Boyutları, sonuçları önceden kestirilemeyen koronavirüs salgınının salgın sonrası da sıkıntılara neden olacağı bilim adamlarınca açıklanıyor.

Bazı ülkeler gelecekteki sıkıntıları çözebilmek amaçlı birbirleriyletak çalışmalar yürütüyor.

Bizde ise her gün; yüzün üzerinde hayatını kaybedenler varken, topyekün birlikte el ele mücadeleye mecbur iken, toplumu ayrıştırma ötekileştirme söylemleri hiç de yakışık almıyor. Demokrasi, siyaset böyle olmamalı.

Korkunun ecele faydası yok. Bu ayrıştırıcı, bölücü dil 31 Mart ve 23 Haziranda en ağır şekilde kullanıldı.

Sonuçtada aziz milletimiz bu dili kabul etmiyor. Haksız yakıştırmaları şiddetle reddediyor.

Bu siyaset anlayışının ülkemize, milletimize hiçbir yararı zaten yok. Söyleyenlere hiç yok.

Sıkıntıları el birliği ile milletçe, paylaşarak aşabiliriz.

Hele milletin bir bölümünü paralel yapıya benzetmek hiç yakışmıyor. Kimler beraber yürüdü, beraber ıslanmıştı.

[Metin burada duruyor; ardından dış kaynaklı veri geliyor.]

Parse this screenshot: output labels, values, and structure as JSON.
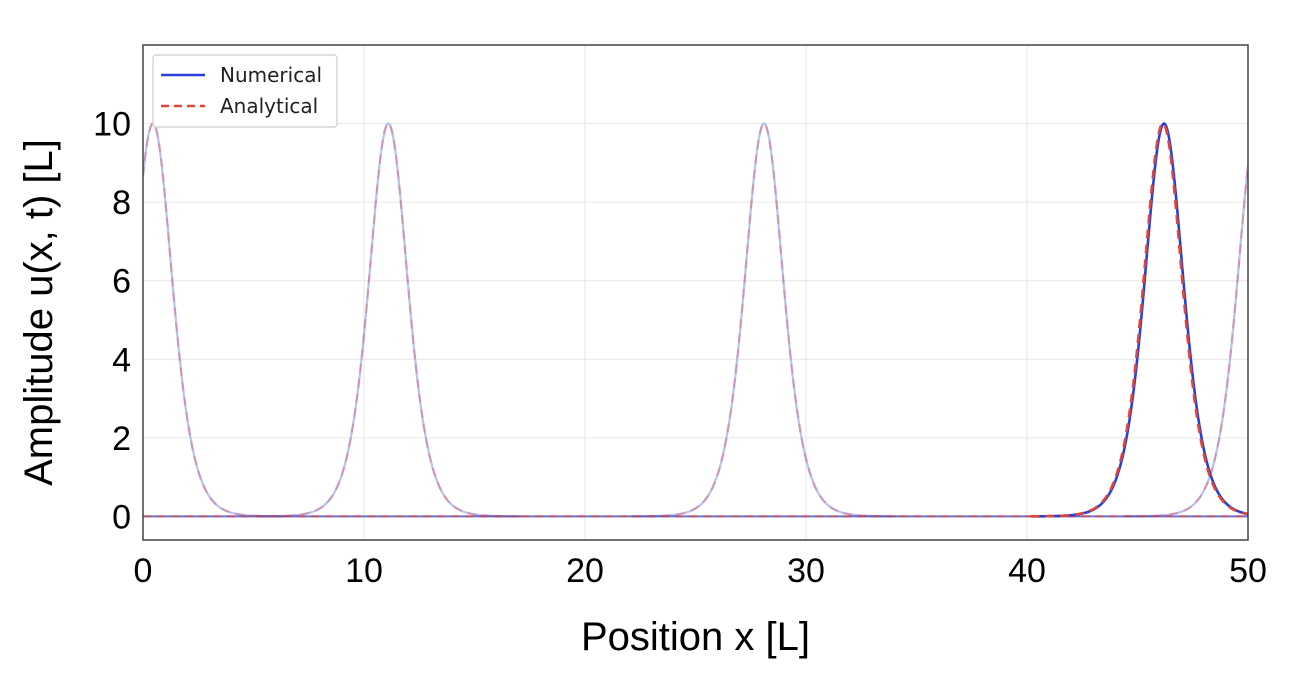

Devletin yapısını yaptıkları düzenlemelerle, anayasa değişiklikleriyle TSK'da, yargıda bütün devlet kurumlarına yaptıkları atamalarla paralel yapıya adeta teslim eden siyasi düşüncenin yaptıklarını unutmuş gözükmeleri de ayrıca üzüntü vericidir. Ayrıca iftira, haksız itham dinimizce en büyük günahlardandır. Siyaseten de sonuçlarıtadadır.

Cezaevlerinde doluluk korona virüs salgını nedeniyle sonuçta af niteliği taşıyan yasa çıkarıldı.

Adrese teslim sonuçlar sağlandı.

Rüşvet alanlar, rant yaratanlar, görevlerini kötüye kullanarak kamuya zarar verenler de affedildi.

Cenab-ı Allah'ın "Rüşvet veren de alan da cehennemdedir" hadisi şerifleri adeta yok sayıldı.

Kamu malına, tüyü bitmedik yetimlerin parasını gasp edenlerin affedilmeleri, gelecek için de çok kötü bir yol haline getirilmesidir.

Devlette görev alanların yaptıkları işlerin hesabını vermeleri, hukuk devletlerinde, gerçek demokrasilerde vardır. Bazı iş ve işlemlerin özellikle para işlerinde görevlilerin hesaptan muaf tutulması güveni sarsacak bir düzenleme olmuştur.